X_train, X_test, y_train, y_test = train_test_split(
X, y, test_size=0.2, random_state=42, stratify=X['agency_ic'])
param_grid = {
'enet__alpha' : np.logspace(-3, 1, 18), # 0.001 → 10
'enet__l1_ratio': np.linspace(0.1, 0.9, 9) # Ridge‑heavy → Lasso‑heavy
}
search = GridSearchCV(pipe, param_grid,
cv=5,
scoring='neg_root_mean_squared_error',
n_jobs=-1, verbose=1)
search.fit(X_train, y_train)
print("Best α (overall shrinkage):", search.best_params_['enet__alpha'])
print("Best l1_ratio (Ridge ↔ Lasso):", search.best_params_['enet__l1_ratio'])
Evaluate on the hold‑out set
y_pred = search.predict(X_test)
rmse = mean_squared_error(y_test, y_pred, squared=False)
r2 = r2_score(y_test, y_pred)
print(f"Hold‑out RMSE: ${rmse:,.0f} | R²: {r2:.3f}")
Interpret feature importance
Interpretation – Non‑zero coefficients highlight big‑ticket levers such as Cancer Institute grants (NCI) or Program Project activity codes (P series), adding $1–$3 million.

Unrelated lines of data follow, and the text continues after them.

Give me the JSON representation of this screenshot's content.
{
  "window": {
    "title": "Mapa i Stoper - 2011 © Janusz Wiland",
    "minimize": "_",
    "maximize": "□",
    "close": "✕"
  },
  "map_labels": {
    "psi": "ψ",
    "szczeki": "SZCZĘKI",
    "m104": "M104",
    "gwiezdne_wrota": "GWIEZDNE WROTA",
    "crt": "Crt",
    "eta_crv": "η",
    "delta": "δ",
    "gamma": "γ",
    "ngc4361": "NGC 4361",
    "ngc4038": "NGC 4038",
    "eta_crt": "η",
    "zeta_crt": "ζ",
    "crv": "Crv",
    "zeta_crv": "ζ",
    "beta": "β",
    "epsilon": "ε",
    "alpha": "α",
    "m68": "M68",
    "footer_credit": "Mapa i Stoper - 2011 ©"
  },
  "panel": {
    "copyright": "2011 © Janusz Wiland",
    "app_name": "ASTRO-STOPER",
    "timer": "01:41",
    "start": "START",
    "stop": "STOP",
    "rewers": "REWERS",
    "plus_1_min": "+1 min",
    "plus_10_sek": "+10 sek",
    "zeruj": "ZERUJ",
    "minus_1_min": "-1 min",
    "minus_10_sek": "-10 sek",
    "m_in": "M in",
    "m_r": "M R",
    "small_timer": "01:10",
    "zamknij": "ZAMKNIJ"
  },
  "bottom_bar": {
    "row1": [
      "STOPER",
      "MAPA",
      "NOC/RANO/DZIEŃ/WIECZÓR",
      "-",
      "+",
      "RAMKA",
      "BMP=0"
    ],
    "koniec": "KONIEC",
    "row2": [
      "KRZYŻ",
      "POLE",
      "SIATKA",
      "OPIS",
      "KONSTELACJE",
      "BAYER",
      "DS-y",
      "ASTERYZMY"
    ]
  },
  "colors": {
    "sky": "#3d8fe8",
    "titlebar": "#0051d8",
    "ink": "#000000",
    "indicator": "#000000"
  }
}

At the same time, year-of-support slopes capture budget inflation trends.
# Get final feature names
ohe = search.best_estimator_.named_steps['prep'].named_transformers_['cat']

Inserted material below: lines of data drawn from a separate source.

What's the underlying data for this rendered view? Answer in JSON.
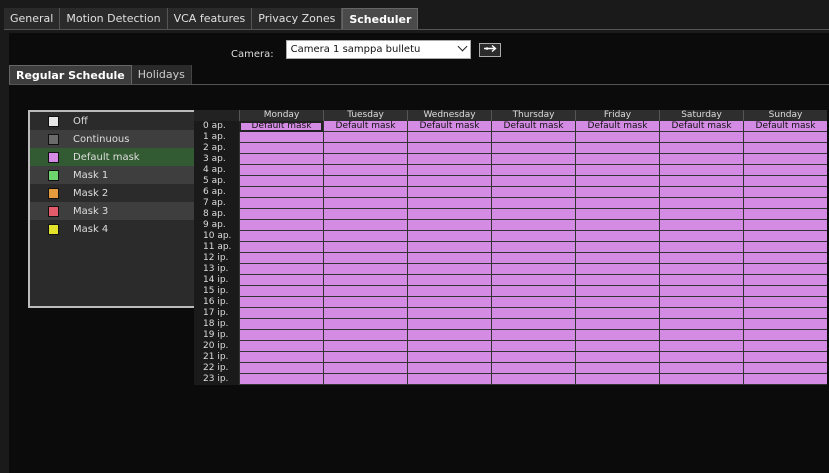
{
  "tabs": [
    "General",
    "Motion Detection",
    "VCA features",
    "Privacy Zones",
    "Scheduler"
  ],
  "active_tab": "Scheduler",
  "camera": {
    "label": "Camera:",
    "value": "Camera 1 samppa bulletu"
  },
  "subtabs": [
    "Regular Schedule",
    "Holidays"
  ],
  "legend": [
    {
      "label": "Off",
      "color": "#e6e6e6"
    },
    {
      "label": "Continuous",
      "color": "#6b6b6b"
    },
    {
      "label": "Default mask",
      "color": "#d48be3"
    },
    {
      "label": "Mask 1",
      "color": "#6ed46e"
    },
    {
      "label": "Mask 2",
      "color": "#e39b3e"
    },
    {
      "label": "Mask 3",
      "color": "#e35b6b"
    },
    {
      "label": "Mask 4",
      "color": "#e3e32b"
    }
  ],
  "days": [
    "Monday",
    "Tuesday",
    "Wednesday",
    "Thursday",
    "Friday",
    "Saturday",
    "Sunday"
  ],
  "hours": [
    "0 ap.",
    "1 ap.",
    "2 ap.",
    "3 ap.",
    "4 ap.",
    "5 ap.",
    "6 ap.",
    "7 ap.",
    "8 ap.",
    "9 ap.",
    "10 ap.",
    "11 ap.",
    "12 ip.",
    "13 ip.",
    "14 ip.",
    "15 ip.",
    "16 ip.",
    "17 ip.",
    "18 ip.",
    "19 ip.",
    "20 ip.",
    "21 ip.",
    "22 ip.",
    "23 ip."
  ],
  "cell_label": "Default mask",
  "cell_color": "#d48be3"
}
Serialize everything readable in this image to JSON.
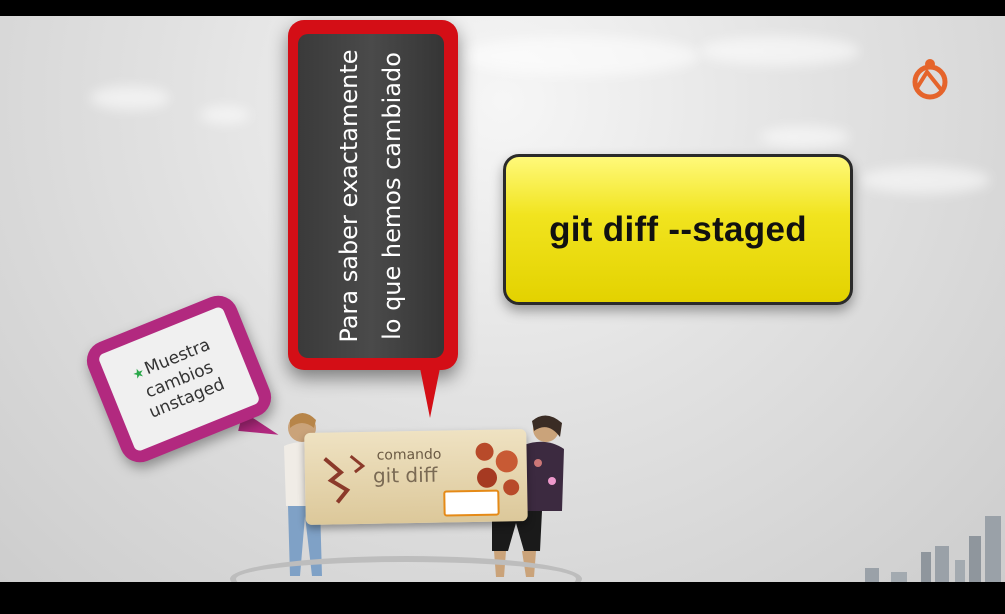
{
  "red_bubble": {
    "line1": "Para saber exactamente",
    "line2": "lo que hemos cambiado"
  },
  "yellow_box": {
    "text": "git diff --staged"
  },
  "pink_bubble": {
    "line1": "Muestra",
    "line2": "cambios",
    "line3": "unstaged"
  },
  "banner": {
    "line1": "comando",
    "line2": "git diff"
  },
  "colors": {
    "red": "#d40e16",
    "yellow": "#f1e41f",
    "magenta": "#b2297f",
    "logo": "#e5642b"
  }
}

ohe_names = ohe.get_feature_names_out(cat_cols)
feature_names = np.hstack([ohe_names, num_cols])
# Reverse‑scale numeric coeffs
scale = search.best_estimator_.named_steps['prep'] \
.named_transformers_['num'].scale_
coef = search.best_estimator_.named_steps['enet'].coef_
coef[-len(num_cols):] = coef[-len(num_cols):] / scale
imp = pd.Series(coef, index=feature_names).sort_values(key=abs, ascending=False)
plt.figure(figsize=(9,6))
imp.head(20).plot(kind='barh')
plt.gca().invert_yaxis()
plt.title('Elastic Net Coefficients – Drivers of NIH Award Size')

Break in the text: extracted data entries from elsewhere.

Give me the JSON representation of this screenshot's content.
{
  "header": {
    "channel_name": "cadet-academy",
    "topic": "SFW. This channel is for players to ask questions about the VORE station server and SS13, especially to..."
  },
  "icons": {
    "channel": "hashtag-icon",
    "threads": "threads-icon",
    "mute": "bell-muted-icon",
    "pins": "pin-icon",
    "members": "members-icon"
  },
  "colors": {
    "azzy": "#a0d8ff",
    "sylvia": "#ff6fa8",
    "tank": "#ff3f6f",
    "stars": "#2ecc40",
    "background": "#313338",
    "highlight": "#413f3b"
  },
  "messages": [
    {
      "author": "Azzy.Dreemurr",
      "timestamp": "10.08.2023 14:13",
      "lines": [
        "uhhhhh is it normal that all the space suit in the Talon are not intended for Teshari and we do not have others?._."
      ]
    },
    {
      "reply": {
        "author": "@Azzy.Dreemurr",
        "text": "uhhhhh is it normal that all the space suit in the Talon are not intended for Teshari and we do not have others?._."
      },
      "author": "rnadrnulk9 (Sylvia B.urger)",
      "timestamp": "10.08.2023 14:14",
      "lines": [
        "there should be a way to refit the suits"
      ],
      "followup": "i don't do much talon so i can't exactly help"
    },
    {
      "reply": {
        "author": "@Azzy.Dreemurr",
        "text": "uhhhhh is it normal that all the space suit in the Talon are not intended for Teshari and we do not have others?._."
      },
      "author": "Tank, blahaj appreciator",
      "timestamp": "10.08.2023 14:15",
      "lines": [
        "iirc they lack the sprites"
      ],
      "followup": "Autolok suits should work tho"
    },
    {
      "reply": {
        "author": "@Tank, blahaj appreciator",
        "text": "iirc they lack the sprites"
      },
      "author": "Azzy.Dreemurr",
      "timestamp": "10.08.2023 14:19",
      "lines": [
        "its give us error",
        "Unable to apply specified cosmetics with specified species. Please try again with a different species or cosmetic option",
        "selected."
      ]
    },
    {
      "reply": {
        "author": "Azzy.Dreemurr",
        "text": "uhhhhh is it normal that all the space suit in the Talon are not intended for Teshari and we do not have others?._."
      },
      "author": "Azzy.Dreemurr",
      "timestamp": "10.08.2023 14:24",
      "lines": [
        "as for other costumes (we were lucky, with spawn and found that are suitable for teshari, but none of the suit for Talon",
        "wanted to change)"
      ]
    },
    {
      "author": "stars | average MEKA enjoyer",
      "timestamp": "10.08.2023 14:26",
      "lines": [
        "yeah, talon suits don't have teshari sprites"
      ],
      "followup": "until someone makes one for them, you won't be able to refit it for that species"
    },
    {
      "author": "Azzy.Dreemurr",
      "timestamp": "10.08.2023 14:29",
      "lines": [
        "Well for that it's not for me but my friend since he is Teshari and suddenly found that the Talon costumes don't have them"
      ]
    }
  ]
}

plt.xlabel('Δ USD'); plt.tight_layout(); plt.show()
Summary
This tutorial shows how to craft a human‑interpretable Elastic Net model that predicts grant award amounts from proposal metadata:
- Robust accuracy: low RMSE on unseen proposals despite collinear finance variables.
- Sparsity + stability: Ridge component tames correlation, Lasso component trims noise.
- Actionable insights: coefficients quantify how institute, activity, and cost requests sway funding.
Refreshing the model each fiscal year is a single search.fit() call—keeping budget planning sharp as grant portfolios evolve.